On se demande peut-être, comment, à propos de vie solitaire et contemplative, nous avons parlé de poésie et de musique : Ah ! ne sait-on pas que tout se tient dans l’ordre de la grâce et de la nature ; que toutes les sphères se répondent, s’harmonisent ; et que tout enfin se résout en l’unité de l’archétype !

Mais revenons aux personnes qui sont organisées avec cette subtile délicatesse dont nous avons essayé de dire quelque chose.

Malheureuses au milieu du monde, qui ne les comprend pas, ces personnes éprouvent un malaise intolérable au contact glacial des hommes positifs ; elles s’affectent vivement et s’affligent profondément ; elles sont sensibles et sympathiques au point d’absorber une grande partie de la souffrance des autres ; elles sont passives ou passionnées ; elles subissent l’action des autres, et réagissent puissamment sur ceux qui les entourent ; elles ne sont jamais indifférentes ; on les voit souvent orageusement emportées par les sens, ou angéliquement élevées par l’esprit ; elles sont tour à tour exaltées ou abattues. Tout, dans leur conduite, a un caractère de spontanéité et d’inspiration ; leur manière d’être tient plutôt de l’intuition que du raisonnement et de la réflexion. Elles sont plus dégagées de la matière infime, et communiquent plus facilement avec le monde invisible des esprits.

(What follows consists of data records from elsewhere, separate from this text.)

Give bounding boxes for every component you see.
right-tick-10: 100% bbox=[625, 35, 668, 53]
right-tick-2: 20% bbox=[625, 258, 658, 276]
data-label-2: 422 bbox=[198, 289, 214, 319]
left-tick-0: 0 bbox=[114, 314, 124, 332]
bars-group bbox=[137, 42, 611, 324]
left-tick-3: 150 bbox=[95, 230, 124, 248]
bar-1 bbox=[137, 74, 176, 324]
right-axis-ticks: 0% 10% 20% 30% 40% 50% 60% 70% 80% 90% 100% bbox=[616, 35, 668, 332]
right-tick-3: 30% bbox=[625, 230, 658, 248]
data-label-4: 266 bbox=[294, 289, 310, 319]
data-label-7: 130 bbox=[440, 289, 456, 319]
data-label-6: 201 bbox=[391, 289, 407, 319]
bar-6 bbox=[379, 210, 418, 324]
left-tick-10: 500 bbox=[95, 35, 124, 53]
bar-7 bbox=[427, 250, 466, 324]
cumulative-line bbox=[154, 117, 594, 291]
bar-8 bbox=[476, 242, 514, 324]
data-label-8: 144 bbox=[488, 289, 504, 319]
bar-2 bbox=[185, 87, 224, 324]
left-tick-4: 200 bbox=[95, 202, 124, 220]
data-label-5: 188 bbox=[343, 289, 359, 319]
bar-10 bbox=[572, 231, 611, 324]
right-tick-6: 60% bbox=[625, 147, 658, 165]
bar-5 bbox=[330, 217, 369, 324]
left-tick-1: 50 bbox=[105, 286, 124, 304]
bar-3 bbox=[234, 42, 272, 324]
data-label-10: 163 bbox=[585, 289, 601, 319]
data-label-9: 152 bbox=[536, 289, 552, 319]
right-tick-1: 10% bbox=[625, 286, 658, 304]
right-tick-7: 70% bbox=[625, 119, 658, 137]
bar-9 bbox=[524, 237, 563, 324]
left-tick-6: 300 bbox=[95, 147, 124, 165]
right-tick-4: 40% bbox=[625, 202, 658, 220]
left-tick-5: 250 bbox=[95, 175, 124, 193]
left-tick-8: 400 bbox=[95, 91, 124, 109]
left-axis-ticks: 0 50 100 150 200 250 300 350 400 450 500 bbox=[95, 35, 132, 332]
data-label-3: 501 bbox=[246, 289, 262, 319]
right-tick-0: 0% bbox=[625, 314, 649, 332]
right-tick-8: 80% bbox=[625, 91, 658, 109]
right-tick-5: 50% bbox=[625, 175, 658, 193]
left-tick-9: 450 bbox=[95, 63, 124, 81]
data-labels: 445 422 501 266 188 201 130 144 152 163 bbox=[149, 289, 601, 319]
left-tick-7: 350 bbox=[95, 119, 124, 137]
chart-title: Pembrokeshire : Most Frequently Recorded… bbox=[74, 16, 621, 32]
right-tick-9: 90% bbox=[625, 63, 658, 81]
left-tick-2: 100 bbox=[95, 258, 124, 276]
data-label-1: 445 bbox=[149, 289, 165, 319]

Il n’est pas juste et selon la charité que ces frêles et fébriles constitutions soient livrées, comme de fragiles hochets, aux chocs violents et répétés des tempéraments de fer ; qu’elles soient heurtées chaque jour par ces lourdes charpentes humaines. Il n’est pas juste et selon la charité qu’elles soient molestées par une aveugle et impitoyable force physique, par une robuste et antipathique santé matérielle. — Et d’ailleurs, de quel côté est la santé véritable, la santé selon le Médecin divin ? Est-ce du côté de la chair animalisé, matérialiste, ou est-ce du côté de la chair spiritualisée, et pour parler le langage de Tertullien, caro angelificata ? S’il y a un corps animal et grossier, nous dit l’Apôtre, il y a aussi un corps spirituel : — De quel côté est donc l’état normal, l’état de santé désirable ? Répondez pour nous, ô saints et saintes, qui n’avez pas joui d’une santé grossière et invariable !.